Why is there so much discrimination in the media on the coverage of Narendra Modi’s public speeches? He has been addressing huge meetings so far – in Tamil Nadu, in Jaipur and in Delhi to start with – and the Delhi gathering was perhaps the largest ever.
How did the Press Trust of India describe it? It said: Modi addressed a ‘rally’. What is a ‘rally’? According to the Compact Oxford Dictionary Thesaurus, a ‘rally’ is a “mass meeting held as a protest or in supportive of a cause”. No figures are mentioned. But what is a ‘mass meeting’? It is, according to the dictionary, “a large number of people”. A large number? How large is ‘large’? One thousand? Ten? A lakh? No idea.
The Hindu (September 30) incidentally reported the Modi speech on page 10 in its Mangalore edition. Didn’t the story deserve front page coverage? The paper, incidentally, quoted Gujarat’s Deputy Director of Information, Nelesh Shukla as saying modestly that the Delhi audience turn-over was “just over a lakh”. Many think it could have been between 2 to 3 lakh, if not more.
The times of India ( September 30) said in its report that Modi’s speech was attended to by “a huge turn-out, estimated at between 2 and 5 lakh”. Those who watched the show on TV would be the best judges.
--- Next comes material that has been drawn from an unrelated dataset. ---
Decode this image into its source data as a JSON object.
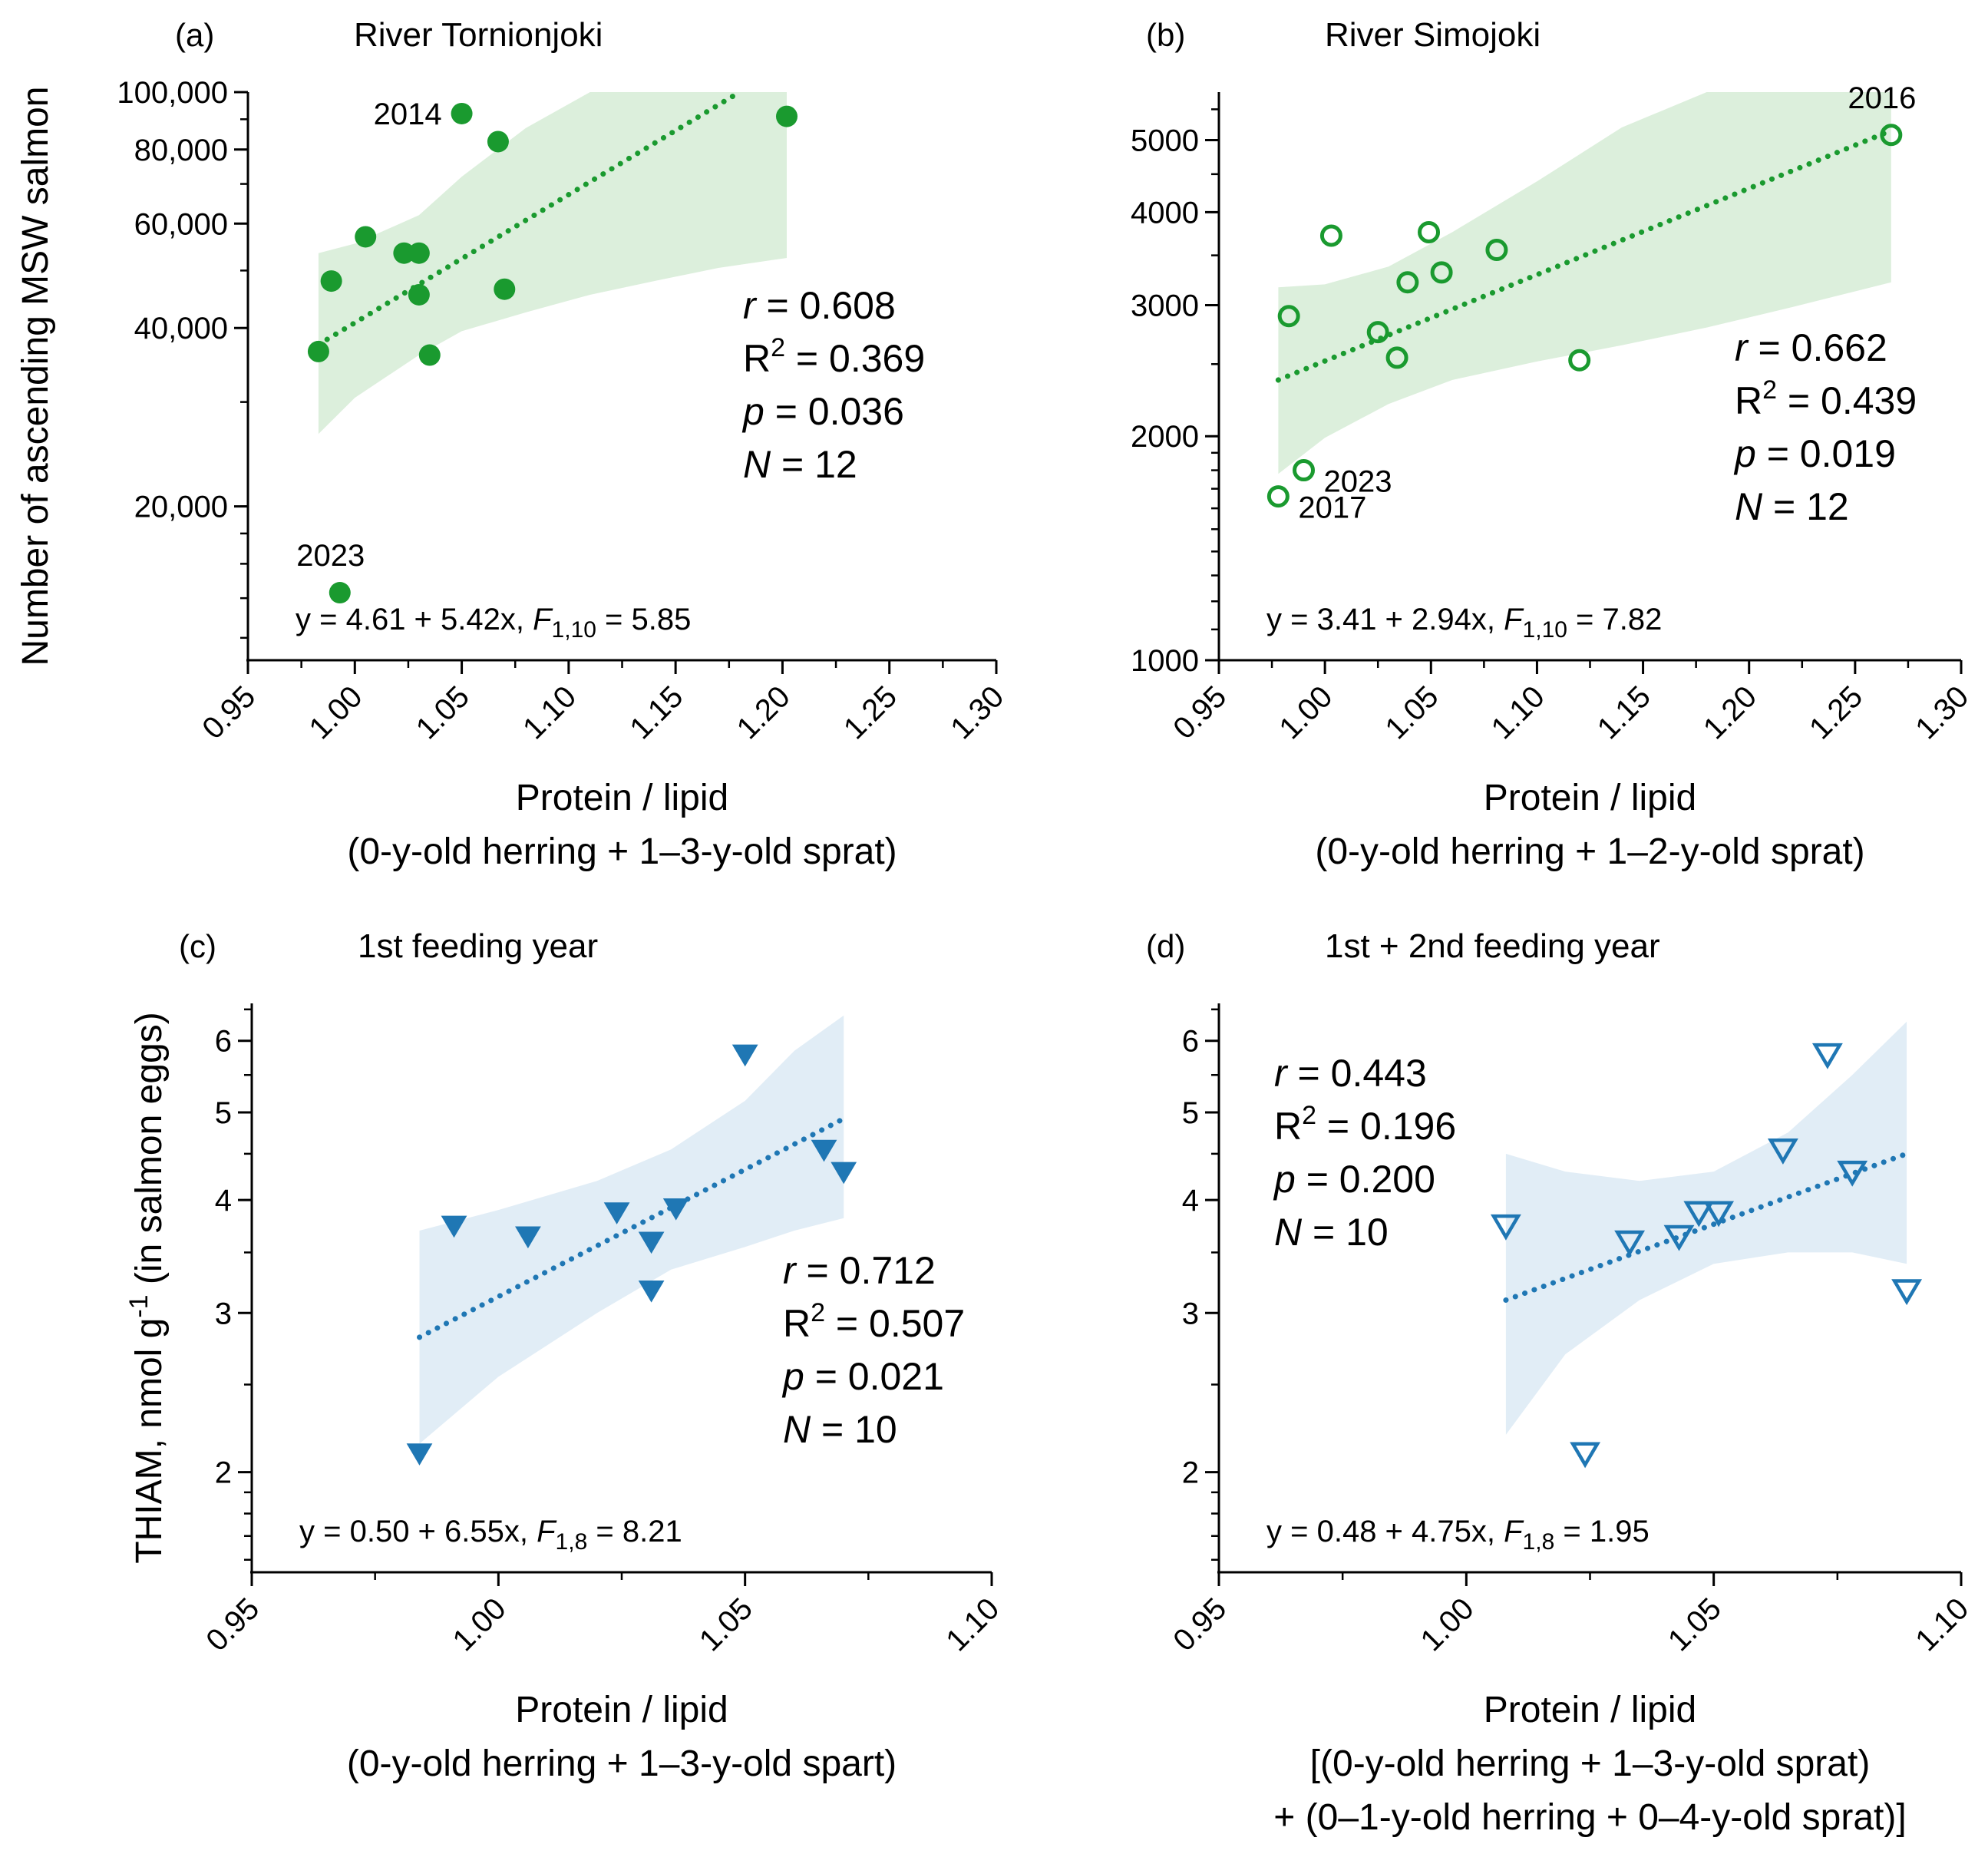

But what prevented our papers from publishing photographs of the audience? There is such a thing as ‘paid news’. Can one get paid for not publishing pictures? But when Sonia Gandhi addressed a meeting in Mandya, it was described as “a massive show of strength”; there was a “sea of supporters”. The Congress apparently had hired 2,000 buses to bring ‘supporters’ to the public meeting. The Deccan Herald called the meeting ‘a fervent throng’, numbering some 75,000 people. Hiring 2,000 buses is no small matter. But the media did not find out how much it cost. But for Modi’s Delhi address a controversy was raised by the Congress that the BJP had purchased 10,000 burquas and “thousands of skull caps to show that it has support of Muslims”.
According to Hindustan Times (September 25), the charge was made by Digvijay Singh, but it has been denied and Digvijay could not be contacted. According to AS Panneerselvam the Reader’s Editor of The Hindu, “These adjectives in the news report have virtually made the editorial look tame” and “if a reporter is overwhelmed by what she is covering, it becomes the duty of the desk to subject the copy to the adjective filter in order to restore the dividing line between news and views.”
The question then arises: Are adjectives to be used only by editorial writers and not be reporters? What is the extent to which reporters can use adjectives specially during a spectacular development? Should reportage be strictly colourless and restricted to facts?